The RFP playbook everyone's sharing assumes you got invited
Amadeus's 2026 RFP playbook says 63% of hotels struggle to find qualified leads, then spends the rest fixing the game for the hotels already invited to bid
Driving the news. Yesterday, Amadeus's EVP of hospitality commercial published the 2026 RFP playbook — target the right accounts with data, build visibility before the season, manage the contract after you sign. Clear, capable advice.
It's written for people already in the room. Read the three moves in order. Target accounts. Build pre-season visibility. Manage the relationship after signing. Each one assumes you're bidding. The playbook names it plainly: corporate buyers won't consider hotels they haven't already heard of. And it opens on a concession from Amadeus's own research — 63% of hotels struggle to find qualified leads — then treats that jammed funnel as a targeting problem to fix with better tools.

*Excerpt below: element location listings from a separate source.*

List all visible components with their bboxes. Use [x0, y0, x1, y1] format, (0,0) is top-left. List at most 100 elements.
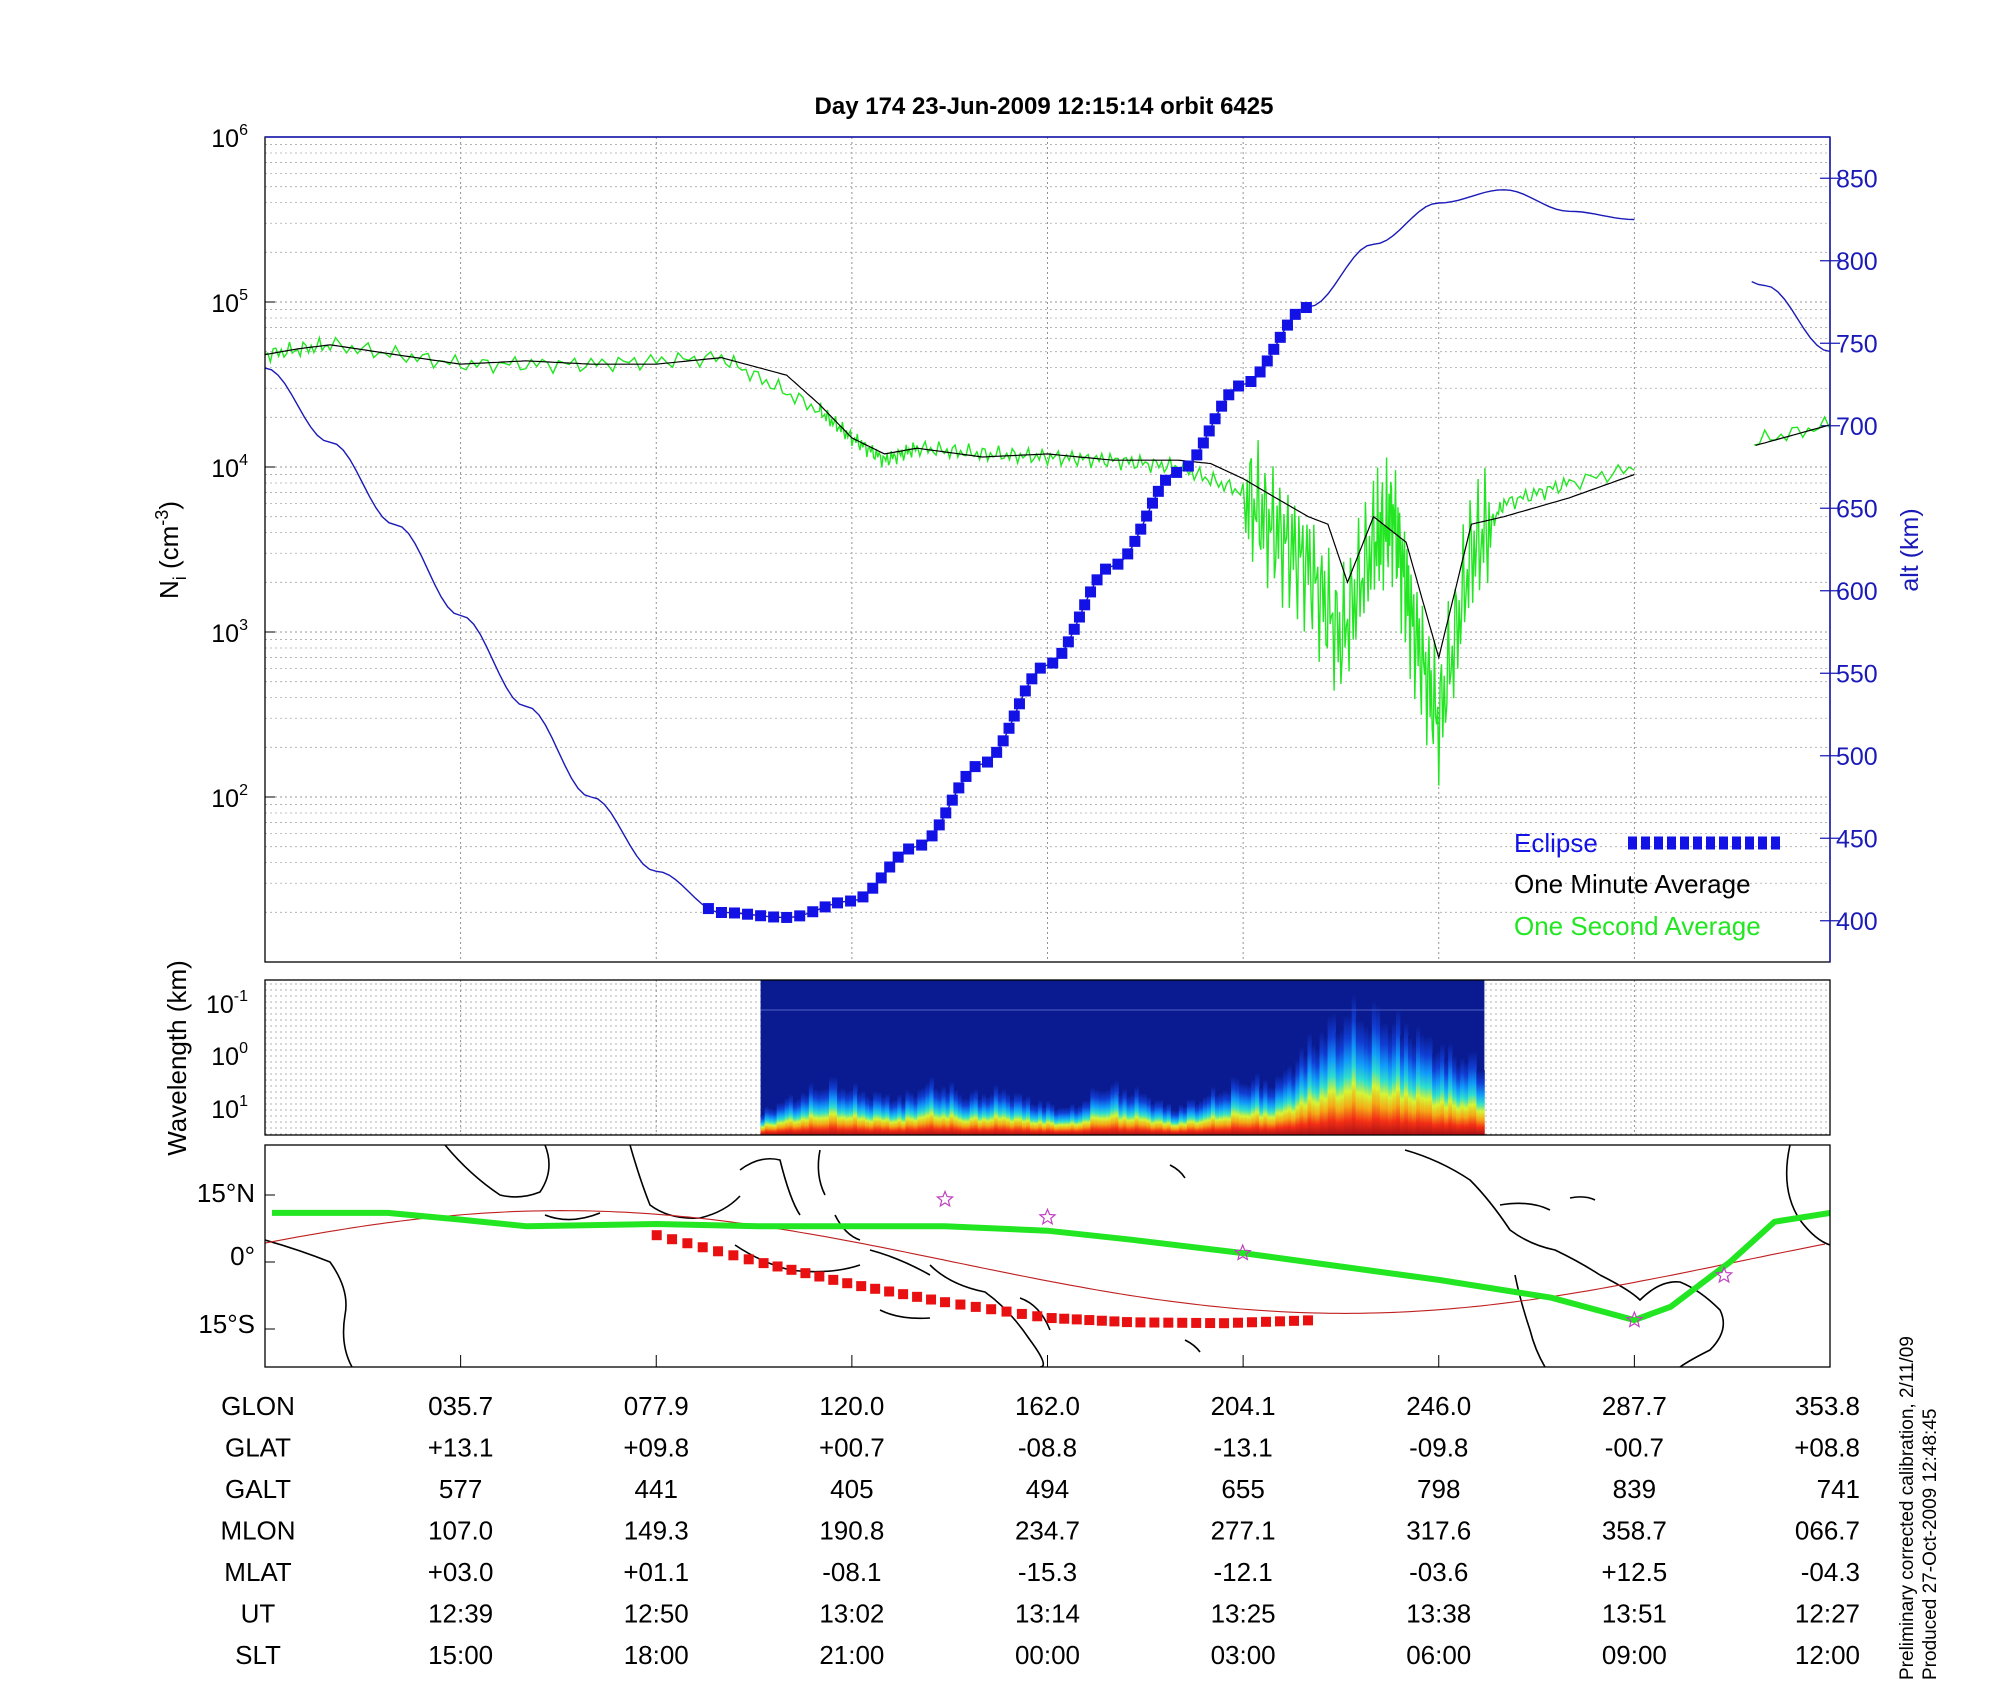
eclipse-track-marker: [758, 1258, 769, 1269]
spectrogram-column: [1432, 1054, 1437, 1135]
table-cell: 405: [830, 1474, 873, 1504]
eclipse-track-marker: [743, 1254, 754, 1265]
table-cell: 13:25: [1211, 1599, 1276, 1629]
magnetic-track-line: [272, 1209, 1830, 1324]
spectrogram-column: [909, 1092, 914, 1135]
eclipse-marker: [819, 901, 831, 913]
right-tick-label: 600: [1836, 578, 1878, 606]
table-cell: 18:00: [624, 1640, 689, 1670]
table-cell: 06:00: [1406, 1640, 1471, 1670]
spectrogram-column: [1412, 1042, 1417, 1135]
right-tick-label: 650: [1836, 495, 1878, 523]
spectrogram-column: [929, 1076, 934, 1135]
table-row-label: GALT: [225, 1474, 291, 1504]
table-cell: 09:00: [1602, 1640, 1667, 1670]
star-marker: [1233, 1243, 1252, 1261]
spectrogram-column: [1086, 1100, 1091, 1135]
spectrogram-column: [1424, 1036, 1429, 1135]
spectrogram-column: [861, 1090, 866, 1135]
spectrogram-column: [808, 1082, 814, 1135]
table-cell: 358.7: [1602, 1516, 1667, 1546]
left-tick-label: 105: [211, 287, 248, 318]
spectrogram-column: [1046, 1100, 1051, 1135]
spectrogram-column: [1102, 1090, 1107, 1135]
eclipse-marker: [969, 761, 981, 773]
spectrogram-column: [1327, 1014, 1332, 1135]
eclipse-track-marker: [1096, 1315, 1107, 1326]
spectrogram-column: [845, 1090, 850, 1135]
right-tick-label: 800: [1836, 248, 1878, 276]
table-cell: 077.9: [624, 1391, 689, 1421]
right-tick-label: 550: [1836, 660, 1878, 688]
eclipse-track-marker: [786, 1264, 797, 1275]
left-tick-label: 102: [211, 782, 248, 813]
eclipse-marker: [857, 891, 869, 903]
spectrogram-column: [1295, 1058, 1300, 1135]
table-cell: 353.8: [1795, 1391, 1860, 1421]
spectrogram-column: [969, 1091, 975, 1135]
spectrogram-column: [1214, 1093, 1220, 1135]
spectrogram-column: [1247, 1084, 1252, 1135]
legend-eclipse-label: Eclipse: [1514, 828, 1598, 858]
eclipse-marker: [1203, 425, 1215, 437]
map-panel: 15°N 0° 15°S: [197, 1144, 1831, 1368]
table-row-label: GLAT: [225, 1433, 291, 1463]
spectrogram-column: [1440, 1043, 1445, 1135]
table-cell: -03.6: [1409, 1557, 1468, 1587]
eclipse-marker: [953, 782, 965, 794]
spectrogram-column: [873, 1090, 878, 1135]
spectrogram-column: [1416, 1025, 1421, 1135]
map-grid: [265, 1194, 1635, 1367]
spectrogram-column: [1387, 1031, 1393, 1135]
eclipse-track-marker: [1246, 1317, 1257, 1328]
spectrogram-column: [1194, 1103, 1200, 1135]
spectrogram-column: [925, 1082, 930, 1135]
spectrogram-column: [1339, 1028, 1345, 1135]
top-panel-grid: [265, 137, 1830, 963]
spectrogram-column: [824, 1087, 830, 1135]
eclipse-marker: [1261, 355, 1273, 367]
eclipse-track-marker: [1219, 1318, 1230, 1329]
spectrogram-column: [1275, 1075, 1280, 1135]
spectrogram-column: [1227, 1091, 1232, 1135]
eclipse-marker: [960, 770, 972, 782]
eclipse-track-marker: [986, 1304, 997, 1315]
spectrogram-column: [965, 1098, 971, 1135]
spectrogram-column: [1062, 1107, 1067, 1135]
table-cell: 13:02: [819, 1599, 884, 1629]
eclipse-marker: [916, 839, 928, 851]
spectrogram-column: [1166, 1102, 1172, 1135]
table-cell: -09.8: [1409, 1433, 1468, 1463]
spectrogram-column: [1315, 1048, 1320, 1135]
ylabel-left-symbol: N: [154, 580, 184, 599]
spectrogram-column: [933, 1087, 938, 1135]
spectrogram-column: [1114, 1080, 1119, 1135]
eclipse-track-marker: [1032, 1311, 1043, 1322]
spectrogram-column: [901, 1100, 906, 1135]
eclipse-marker: [715, 907, 727, 918]
table-cell: 12:00: [1795, 1640, 1860, 1670]
eclipse-track-marker: [842, 1278, 853, 1289]
map-frame: [264, 1144, 1831, 1368]
ylabel-left-unit: (cm: [154, 526, 184, 577]
eclipse-track-marker: [1177, 1317, 1188, 1328]
eclipse-marker: [875, 872, 887, 884]
table-cell: 839: [1613, 1474, 1656, 1504]
one-minute-line: [265, 344, 1830, 660]
eclipse-marker: [1122, 548, 1134, 560]
spectrogram-column: [917, 1088, 922, 1135]
spectrogram-column: [1126, 1095, 1131, 1135]
spectrogram-column: [1050, 1103, 1055, 1135]
eclipse-track-marker: [728, 1250, 739, 1261]
spectrogram-column: [1021, 1098, 1027, 1135]
spectrogram-column: [1110, 1083, 1115, 1135]
one-second-line: [265, 335, 1830, 786]
spectrogram-column: [1311, 1043, 1316, 1135]
eclipse-track-marker: [926, 1294, 937, 1305]
right-tick-label: 500: [1836, 743, 1878, 771]
right-tick-label: 850: [1836, 165, 1878, 193]
spectrogram-column: [941, 1085, 946, 1135]
eclipse-marker: [807, 906, 819, 918]
table-row-label: UT: [241, 1599, 276, 1629]
eclipse-marker: [1223, 389, 1235, 401]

And the room keeps shrinking. Here's what the advice steps around. Programs are consolidating into fewer preferred hotels, and the volume behind the big contracts has flattened — Phocuswright has large corporate bookings stalled. The shortlist gets shorter every cycle, and an independent with no existing relationship isn't on it. Its RFP response was never weak. It was never requested.
What it means for hotels. The playbook is expert advice for a table that seats fewer hotels every year. For a property off the shortlist, a sharper bid changes nothing — the bid isn't what it's missing. The corporate stays it can still win land somewhere else entirely: in the everyday booking flow, long after the negotiated deals are signed. The season everyone's prepping for was settled months ago, for a guest list that keeps getting shorter.